„Dorfjungs“ als FIFA-Lichtblick
Was bitte war denn das? Die Auslosung zur Fußball-WM-2026 am vergangenen Freitag war wohl das peinlichste Event des Jahres. So sieht es zumindest es Schorschla. Wie konnte es dazu kommen? Ganz einfach: Wenn der korrupteste FIFA-Chef aller Zeiten – und das ist bei Vorgängern wie Herrn Blatter schon eine Leistung – und der US-Präsident sich gemeinsam die große Bühne des Weltsports teilen, dann muss man sich als Zuschauer schon auf einiges gefasst machen. Angeblich verfolgten ja eine Milliarde Menschen die Ziehung der Gruppenphase, wobei die Zahl aus dem Mund von Herrn Infantino stammt, also mit Vorsicht zu genießen ist. Aber der Reihe nach: Heidi Klum, das ehemalige Supermodell, begrüßte die knapp 2.500 Gäste im Konzertsaal des Kennedy Centers in einem goldglänzenden, deutlich zu engem Designerkleid, welches beim Schorschla Erinnerungen an eine feine Leberwurst im Naturdarm aus dem 24/7-Shop der Metzgerei Regus weckte. Die vermeintliche Stilikone machte damit eindrucksvoll deutlich, dass auch an Victoria-Secret-Dessous-Engeln die Zeit nicht spurlos vorbeigeht. Aber vielleicht sollte man in diesem Falle lieber froh sein, dass unsere Heidi nicht im Halloween-Kostüm moderierte. Wie auch immer: Es Schorschla hatte am Freitag leider kein Foto für diesen Auftritt.
Aber zurück zum Fußball. Beziehungsweise zu den beiden Hauptdarstellern dieser Horrorshow. Gianni und „The Don“. Der Schweizer FIFA-Chef und sein „best buddy“ klopften sich im übertragenen Sinne die Schultern blutig und schleimten sich in bisher unbekannte Höhen. Höhepunkt der Geschmacklosigkeit: Die Verleihung eines eigens für diesen Tag von der FIFA erfundenen Friedenspreises. Nachdem es mit dem Friedensnobelpreis ja – Gottseidank – nicht geklappt hatte, gab’s am Freitag eine Goldmedaille für Donald Trump. Die er sich auch sofort mit einem strahlenden Lächeln selbst über den Kopf streifte.
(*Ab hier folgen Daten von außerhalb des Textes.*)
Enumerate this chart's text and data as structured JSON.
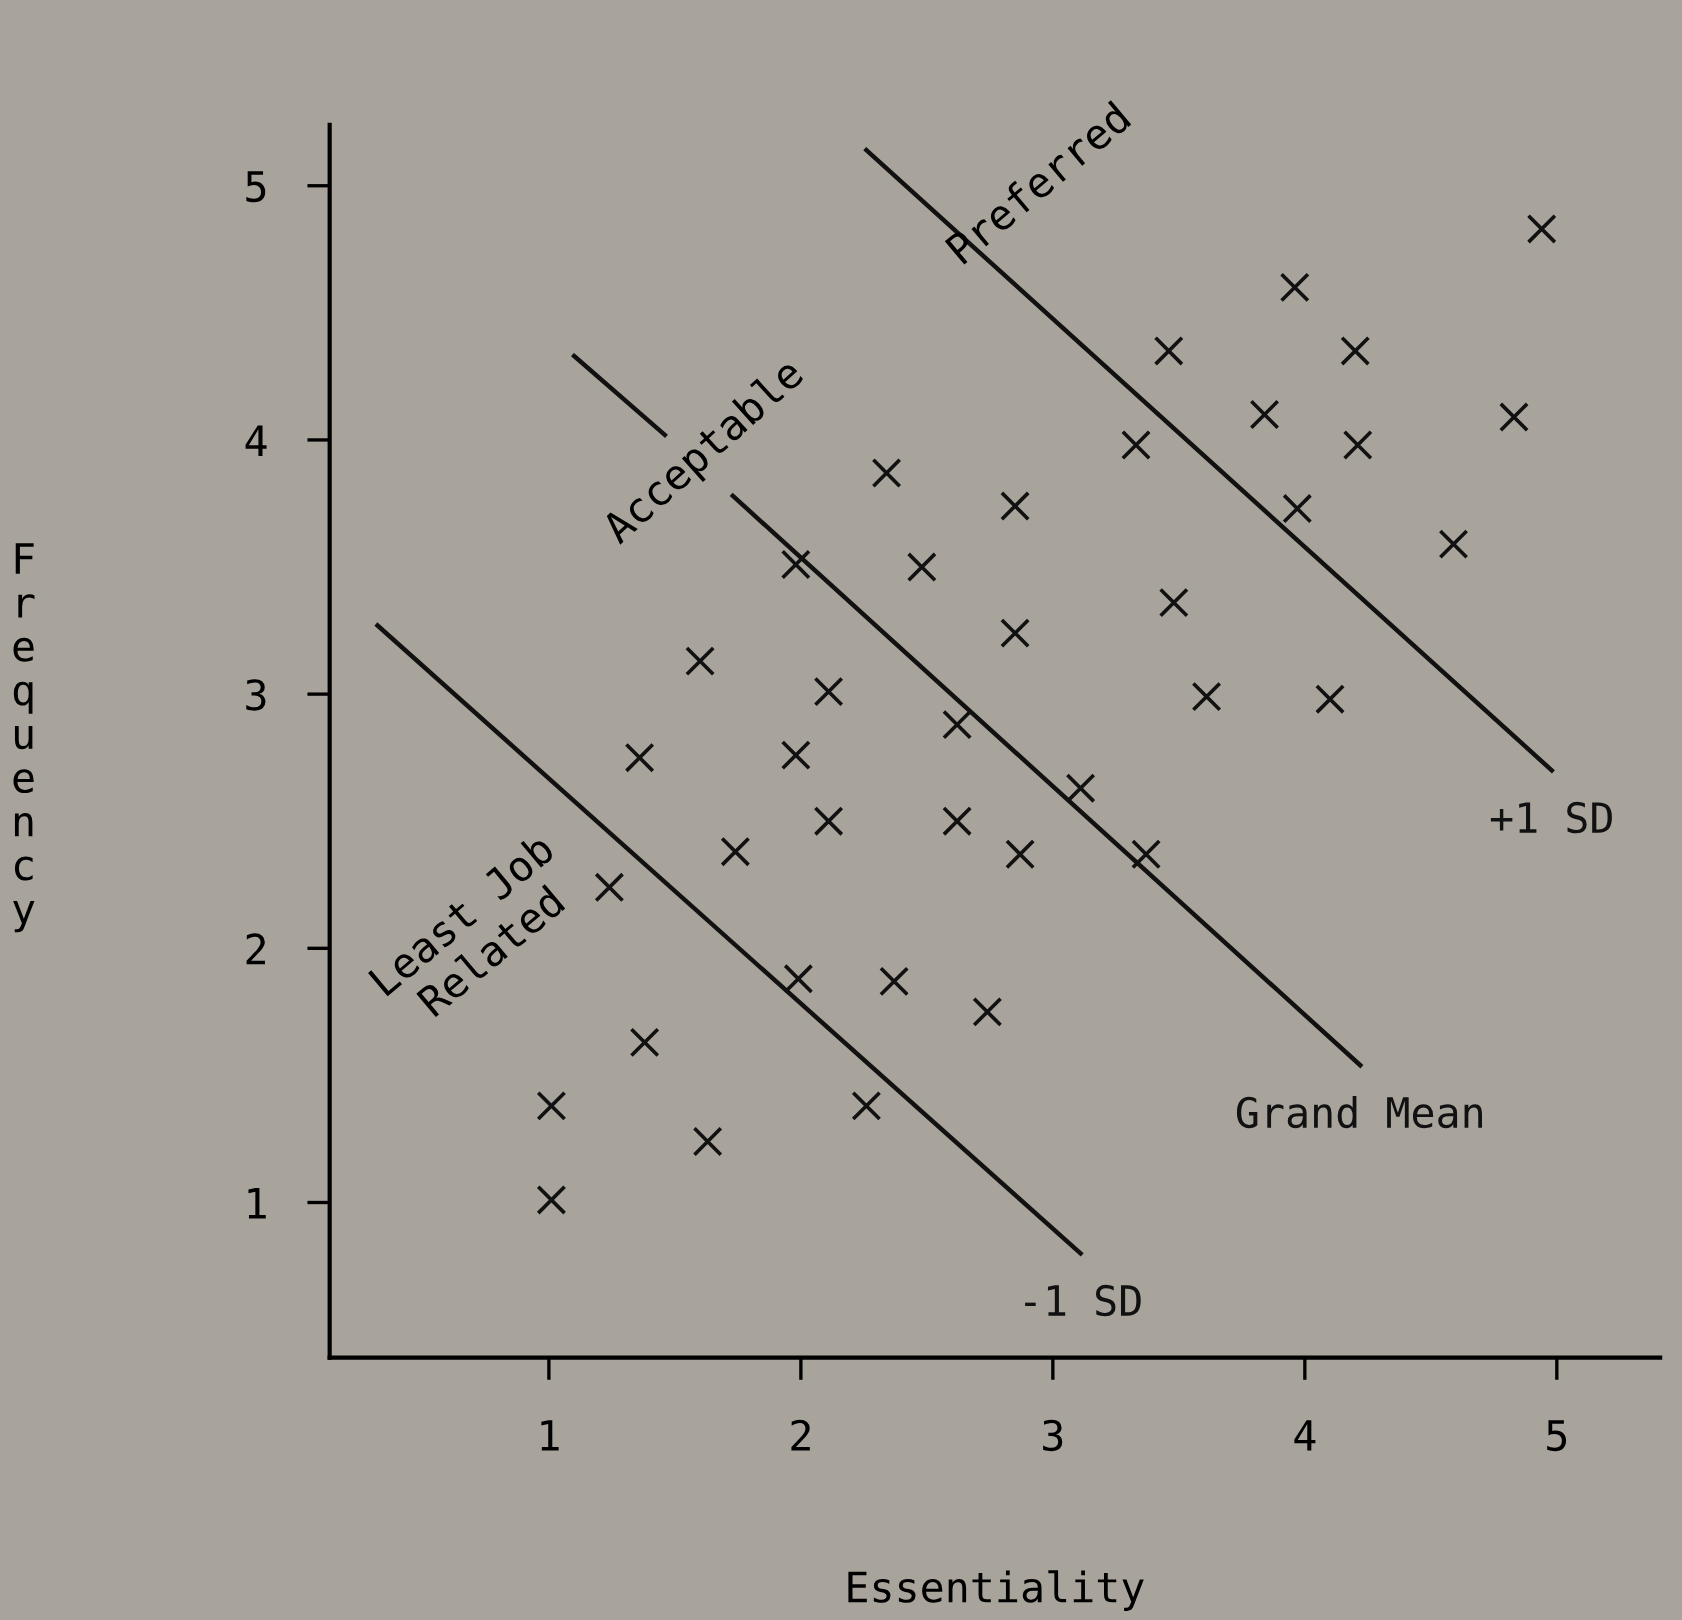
{
  "chart_data": {
    "type": "scatter",
    "xlabel": "Essentiality",
    "ylabel": "Frequency",
    "xlim": [
      0.13,
      5.41
    ],
    "ylim": [
      0.39,
      5.24
    ],
    "xticks": [
      1,
      2,
      3,
      4,
      5
    ],
    "yticks": [
      1,
      2,
      3,
      4,
      5
    ],
    "grid": false,
    "series": [
      {
        "marker": "cross",
        "color": "#111111",
        "x": [
          2.34,
          1.98,
          2.48,
          1.6,
          2.11,
          2.62,
          1.36,
          1.98,
          4.94,
          3.96,
          3.46,
          4.2,
          3.84,
          4.83,
          3.33,
          4.21,
          2.85,
          3.97,
          4.59,
          3.48,
          2.85,
          3.61,
          4.1,
          2.11,
          2.62,
          1.74,
          1.24,
          1.99,
          2.37,
          2.74,
          1.38,
          1.01,
          2.26,
          1.63,
          1.01,
          3.11,
          2.87,
          3.37
        ],
        "values": [
          3.87,
          3.51,
          3.5,
          3.13,
          3.01,
          2.88,
          2.75,
          2.76,
          4.83,
          4.6,
          4.35,
          4.35,
          4.1,
          4.09,
          3.98,
          3.98,
          3.74,
          3.73,
          3.59,
          3.36,
          3.24,
          2.99,
          2.98,
          2.5,
          2.5,
          2.38,
          2.24,
          1.88,
          1.87,
          1.75,
          1.63,
          1.38,
          1.38,
          1.24,
          1.01,
          2.63,
          2.37,
          2.37
        ]
      },
      {
        "type": "line",
        "marker": "none",
        "name": "-1 SD",
        "color": "#111111",
        "x": [
          0.32,
          3.11
        ],
        "values": [
          3.27,
          0.8
        ]
      },
      {
        "type": "line",
        "marker": "none",
        "name": "Grand Mean",
        "color": "#111111",
        "x": [
          1.1,
          1.46,
          1.6,
          1.73,
          4.22
        ],
        "values": [
          4.33,
          4.02,
          null,
          3.78,
          1.54
        ]
      },
      {
        "type": "line",
        "marker": "none",
        "name": "+1 SD",
        "color": "#111111",
        "x": [
          2.26,
          4.98
        ],
        "values": [
          5.14,
          2.7
        ]
      }
    ],
    "annotations": [
      "Preferred",
      "Acceptable",
      "Least Job\nRelated"
    ]
  }
}
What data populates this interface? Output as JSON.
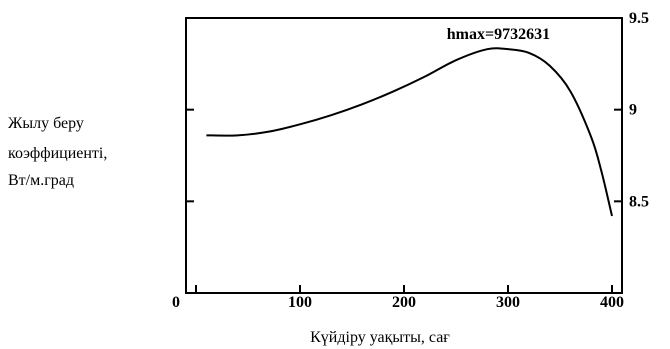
{
  "chart_data": {
    "type": "line",
    "ylabel_lines": [
      "Жылу беру",
      "коэффициенті,",
      "Вт/м.град"
    ],
    "xlabel": "Күйдіру уақыты, сағ",
    "xlim": [
      0,
      400
    ],
    "ylim": [
      8.0,
      9.5
    ],
    "x_ticks": [
      0,
      100,
      200,
      300,
      400
    ],
    "y_ticks": [
      8.5,
      9,
      9.5
    ],
    "y_tick_labels": [
      "8.5",
      "9",
      "9.5"
    ],
    "y_axis_side": "right",
    "grid": false,
    "annotation": {
      "text": "hmax=9732631",
      "x": 285,
      "y": 9.33
    },
    "series": [
      {
        "color": "#000000",
        "x": [
          10,
          40,
          70,
          100,
          130,
          160,
          190,
          220,
          250,
          280,
          300,
          320,
          340,
          360,
          380,
          390,
          400
        ],
        "y": [
          8.86,
          8.86,
          8.88,
          8.92,
          8.97,
          9.03,
          9.1,
          9.18,
          9.27,
          9.33,
          9.33,
          9.31,
          9.24,
          9.1,
          8.85,
          8.66,
          8.42
        ]
      }
    ]
  }
}
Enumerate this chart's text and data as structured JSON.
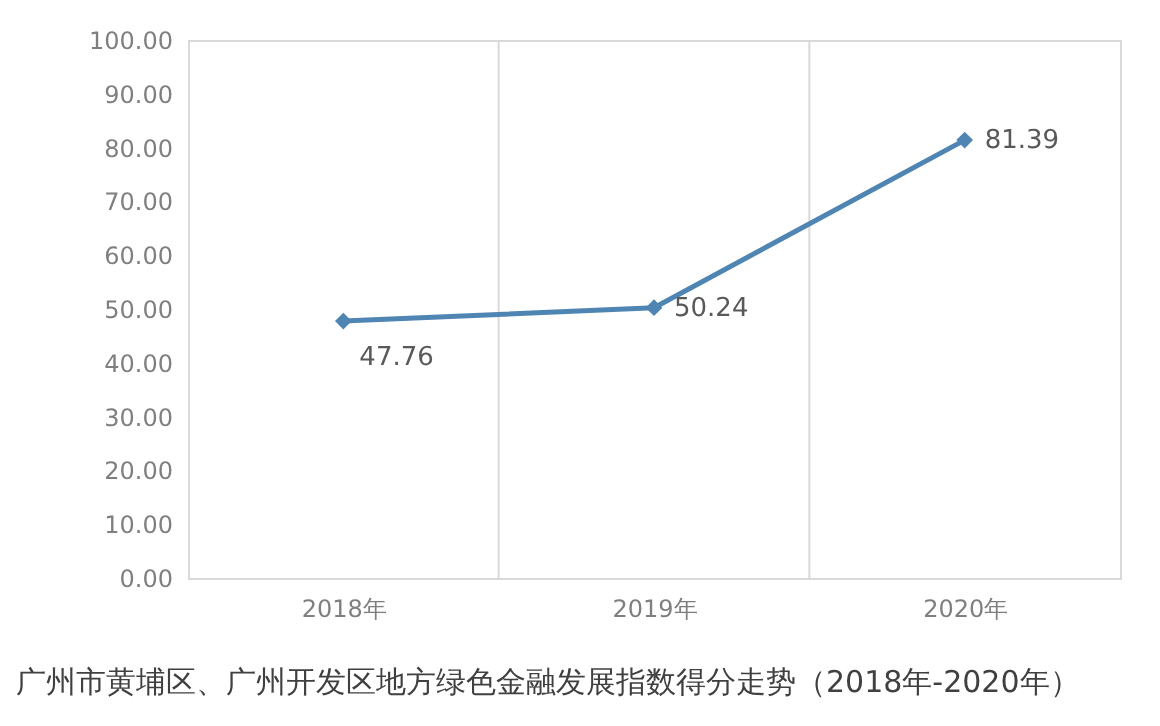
{
  "chart_data": {
    "type": "line",
    "title": "广州市黄埔区、广州开发区地方绿色金融发展指数得分走势（2018年-2020年）",
    "categories": [
      "2018年",
      "2019年",
      "2020年"
    ],
    "series": [
      {
        "color": "#4f85b3",
        "values": [
          47.76,
          50.24,
          81.39
        ]
      }
    ],
    "ylim": [
      0,
      100
    ],
    "yticks": [
      {
        "value": 0,
        "label": "0.00"
      },
      {
        "value": 10,
        "label": "10.00"
      },
      {
        "value": 20,
        "label": "20.00"
      },
      {
        "value": 30,
        "label": "30.00"
      },
      {
        "value": 40,
        "label": "40.00"
      },
      {
        "value": 50,
        "label": "50.00"
      },
      {
        "value": 60,
        "label": "60.00"
      },
      {
        "value": 70,
        "label": "70.00"
      },
      {
        "value": 80,
        "label": "80.00"
      },
      {
        "value": 90,
        "label": "90.00"
      },
      {
        "value": 100,
        "label": "100.00"
      }
    ],
    "grid": "x",
    "marker": "diamond",
    "line_style": "solid",
    "data_labels": true,
    "legend": false
  }
}
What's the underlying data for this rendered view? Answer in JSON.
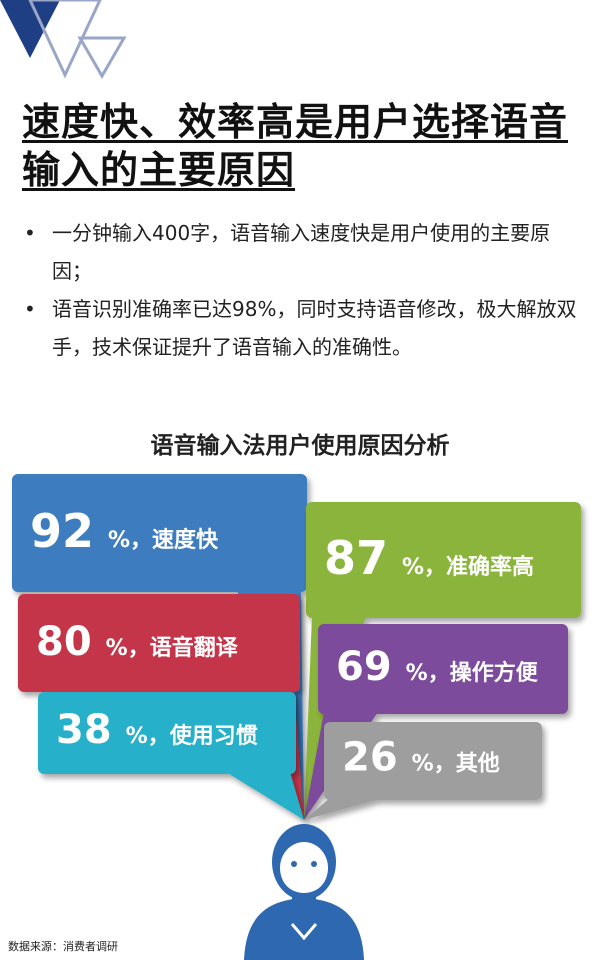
{
  "headline": "速度快、效率高是用户选择语音输入的主要原因",
  "bullets": [
    "一分钟输入400字，语音输入速度快是用户使用的主要原因；",
    "语音识别准确率已达98%，同时支持语音修改，极大解放双手，技术保证提升了语音输入的准确性。"
  ],
  "source": "数据来源：消费者调研",
  "chart_data": {
    "type": "speech-bubble infographic",
    "title": "语音输入法用户使用原因分析",
    "unit": "%",
    "items": [
      {
        "value": 92,
        "label": "速度快",
        "color": "#3d7dbf"
      },
      {
        "value": 87,
        "label": "准确率高",
        "color": "#8ab43a"
      },
      {
        "value": 80,
        "label": "语音翻译",
        "color": "#c5344a"
      },
      {
        "value": 69,
        "label": "操作方便",
        "color": "#7b4c9b"
      },
      {
        "value": 38,
        "label": "使用习惯",
        "color": "#27b0c9"
      },
      {
        "value": 26,
        "label": "其他",
        "color": "#9e9e9e"
      }
    ]
  },
  "colors": {
    "person": "#2e68b0"
  }
}
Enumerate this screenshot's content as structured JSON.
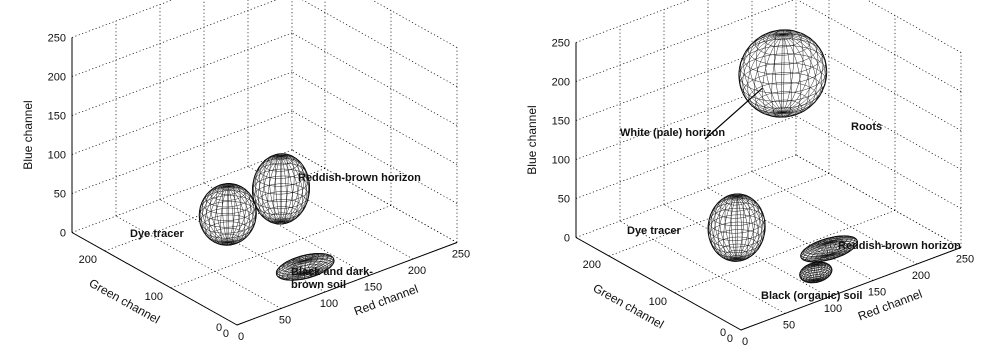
{
  "chart_data": [
    {
      "type": "scatter",
      "plot_kind": "3d-ellipsoids",
      "title": "",
      "xlabel": "Red channel",
      "ylabel": "Green channel",
      "zlabel": "Blue channel",
      "xlim": [
        0,
        250
      ],
      "ylim": [
        0,
        250
      ],
      "zlim": [
        0,
        250
      ],
      "xticks": [
        "0",
        "50",
        "100",
        "150",
        "200",
        "250"
      ],
      "yticks": [
        "0",
        "100",
        "200"
      ],
      "zticks": [
        "0",
        "50",
        "100",
        "150",
        "200",
        "250"
      ],
      "grid": true,
      "series": [
        {
          "name": "Dye tracer",
          "center": [
            57,
            90,
            75
          ],
          "radii": [
            26,
            26,
            36
          ],
          "color": "#222222"
        },
        {
          "name": "Reddish-brown horizon",
          "center": [
            110,
            80,
            90
          ],
          "radii": [
            26,
            26,
            42
          ],
          "color": "#222222"
        },
        {
          "name": "Black and dark-brown soil",
          "center": [
            100,
            30,
            18
          ],
          "radii": [
            30,
            18,
            8
          ],
          "color": "#222222"
        }
      ],
      "annotations": [
        {
          "text": "Dye tracer",
          "series": 0
        },
        {
          "text": "Reddish-brown horizon",
          "series": 1
        },
        {
          "text": "Black and dark- brown soil",
          "series": 2
        }
      ]
    },
    {
      "type": "scatter",
      "plot_kind": "3d-ellipsoids",
      "title": "",
      "xlabel": "Red channel",
      "ylabel": "Green channel",
      "zlabel": "Blue channel",
      "xlim": [
        0,
        250
      ],
      "ylim": [
        0,
        250
      ],
      "zlim": [
        0,
        250
      ],
      "xticks": [
        "0",
        "50",
        "100",
        "150",
        "200",
        "250"
      ],
      "yticks": [
        "0",
        "100",
        "200"
      ],
      "zticks": [
        "0",
        "50",
        "100",
        "150",
        "200",
        "250"
      ],
      "grid": true,
      "series": [
        {
          "name": "Dye tracer",
          "center": [
            55,
            80,
            70
          ],
          "radii": [
            26,
            26,
            40
          ],
          "color": "#222222"
        },
        {
          "name": "Roots",
          "center": [
            160,
            150,
            190
          ],
          "radii": [
            40,
            40,
            50
          ],
          "color": "#222222"
        },
        {
          "name": "White (pale) horizon",
          "center": [
            145,
            155,
            170
          ],
          "radii": [
            13,
            13,
            18
          ],
          "color": "#222222"
        },
        {
          "name": "Reddish-brown horizon",
          "center": [
            130,
            40,
            30
          ],
          "radii": [
            30,
            16,
            8
          ],
          "color": "#222222"
        },
        {
          "name": "Black (organic) soil",
          "center": [
            100,
            20,
            22
          ],
          "radii": [
            16,
            12,
            10
          ],
          "color": "#222222"
        }
      ],
      "annotations": [
        {
          "text": "Dye tracer",
          "series": 0
        },
        {
          "text": "Roots",
          "series": 1
        },
        {
          "text": "White (pale) horizon",
          "series": 2
        },
        {
          "text": "Reddish-brown horizon",
          "series": 3
        },
        {
          "text": "Black (organic) soil",
          "series": 4
        }
      ]
    }
  ]
}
Es Schorschla erinnerte diese Szene an die Übergabe des Seepferdchens an tapfere 5-Jährige Frühschwimmer nach ihrem ersten Sprung vom Startblock.
Aber egal. Da müssen wir einfach in heutigen Zeiten durch. Es geht nicht mehr primär um einen sportlichen Wettkampf und spannende Duelle. Es geht erst einmal um Milliarden Dollar, denn das amerikanische „Soccer“, welches in den USA bislang hinter Baseball, Basketball, Eishockey und American Football eher ein Schattendasein fristet, soll Dank dieser Spiele endlich zum einzig wahren „Football“ gebrandet werden. Und dazu braucht Herr Infantino halt seinen „Spezi Donald“. „Big business“ in Perfektion.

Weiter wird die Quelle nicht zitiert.